Nelle sue opere affiorano rilievi che si presentano come una sorta di scrittura indecifrabile, arcaica e archetipica: un rimando poetico alla scrittura cuneiforme delle antiche civiltà mesopotamiche. Pomodoro ha spesso raccontato di essere stato profondamente affascinato da tutti i segni dell’uomo, soprattutto da quelli più antichi, semplici e intensi, capaci di custodire e trasmettere memorie e racconti lontani.
Ispirandosi a questi segni primordiali e reinterpretandoli in chiave personale, l’artista ha dato forma a un linguaggio unico, che Giulio Carlo Argan ha definito una “illeggibile lingua perduta”, capace di emozionare e interrogare lo sguardo di chi si sofferma davanti alle sue opere.

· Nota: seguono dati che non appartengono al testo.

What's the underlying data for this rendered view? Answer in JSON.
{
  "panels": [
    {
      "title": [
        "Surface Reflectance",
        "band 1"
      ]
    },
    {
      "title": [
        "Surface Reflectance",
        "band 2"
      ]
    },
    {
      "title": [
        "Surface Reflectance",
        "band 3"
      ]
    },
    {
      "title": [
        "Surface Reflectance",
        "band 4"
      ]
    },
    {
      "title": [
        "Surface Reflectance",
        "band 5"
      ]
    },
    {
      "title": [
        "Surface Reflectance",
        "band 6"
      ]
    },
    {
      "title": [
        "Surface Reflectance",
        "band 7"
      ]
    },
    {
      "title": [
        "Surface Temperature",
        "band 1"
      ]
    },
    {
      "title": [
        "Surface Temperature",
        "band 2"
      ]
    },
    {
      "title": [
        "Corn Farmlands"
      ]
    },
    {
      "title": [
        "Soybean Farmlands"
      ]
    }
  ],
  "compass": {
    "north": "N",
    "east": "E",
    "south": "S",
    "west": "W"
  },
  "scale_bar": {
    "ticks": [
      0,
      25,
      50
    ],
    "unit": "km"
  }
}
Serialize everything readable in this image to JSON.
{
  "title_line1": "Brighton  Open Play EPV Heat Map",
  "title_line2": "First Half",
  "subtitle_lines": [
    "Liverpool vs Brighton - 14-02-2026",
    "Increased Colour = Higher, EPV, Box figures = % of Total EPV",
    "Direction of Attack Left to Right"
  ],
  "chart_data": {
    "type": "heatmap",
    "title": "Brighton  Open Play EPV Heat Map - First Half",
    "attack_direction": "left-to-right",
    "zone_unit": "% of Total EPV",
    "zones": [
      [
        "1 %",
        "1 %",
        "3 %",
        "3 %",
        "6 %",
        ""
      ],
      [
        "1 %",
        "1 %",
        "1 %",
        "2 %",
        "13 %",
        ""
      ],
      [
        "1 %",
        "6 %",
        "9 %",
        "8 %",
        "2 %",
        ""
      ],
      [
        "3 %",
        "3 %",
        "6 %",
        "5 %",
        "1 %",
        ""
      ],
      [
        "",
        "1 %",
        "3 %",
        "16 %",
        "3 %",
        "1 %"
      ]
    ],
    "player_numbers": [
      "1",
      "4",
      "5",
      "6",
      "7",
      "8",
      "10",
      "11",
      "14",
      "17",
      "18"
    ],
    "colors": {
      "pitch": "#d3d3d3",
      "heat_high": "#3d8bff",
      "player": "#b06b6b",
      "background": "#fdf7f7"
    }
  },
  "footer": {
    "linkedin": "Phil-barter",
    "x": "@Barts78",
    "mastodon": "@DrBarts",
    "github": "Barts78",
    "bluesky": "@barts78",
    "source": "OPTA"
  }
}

Nella raffinata e importante Collezione d’arte contemporanea di Giuseppe Mangini, figlio di Emilio Carlo, conservata al quarto piano della Casa Museo (in uno spazio purtroppo non accessibile al pubblico), sono custodite alcune opere di Arnaldo Pomodoro:

  • un Rilievo in bronzo del 1961 (tiratura 1 di 2, inv. 3255), già esposto eccezionalmente nel primo piano del nostro Museo lo scorso anno per nel quadro dell’iniziativa “Museo Segreto” di MuseoCity 2024
  • un Disco rotante in bronzo dorato su base in ferro del 1980 (tiratura 1 di 9, inv. 3254);
  • una piccolissima Scultura in argento piatta e rettangolare (inv. 3253);
  • Infine, nell o straordinario Libro d’artista di Giuseppe (un quaderno che raccoglie, disegnate o scritte sulle diverse pagine, 26 opere e dediche di artisti italiani e internazionali incontrati e conosciuti tra il 1978 e il 1986), figura anche una preziosa testimonianza dell’artista romagnolo. Si tratta di una doppia pagina che comprende in basso a destra la frase, scritta a matita, “Al punto morto del mondo che si volge — O nascosto!”, tratta da Thomas Stearns Eliot, riportata anche in inglese in alto a sinistra, e al centro, posti in diagonale, un disco in miniatura in metallo lavorato, che si allunga come la proiezione della sua ombra a inchiostro e smalto su carta e carta velina (inv. 3292). Realizzata nell’estate del 1979, quest’opera reca in alto a sinistra una semplice, ma intensa dedica: “a Giuseppe, estate plumbea a Milano”,  seguita dalla data e dalla firma: “Arnaldo”.

Con questo approfondimento, il Museo Mangini Bonomi rende omaggio ad Arnaldo Pomodoro e si fa orgoglioso custode della grande testimonianza artistica di questo intramontabile Maestro.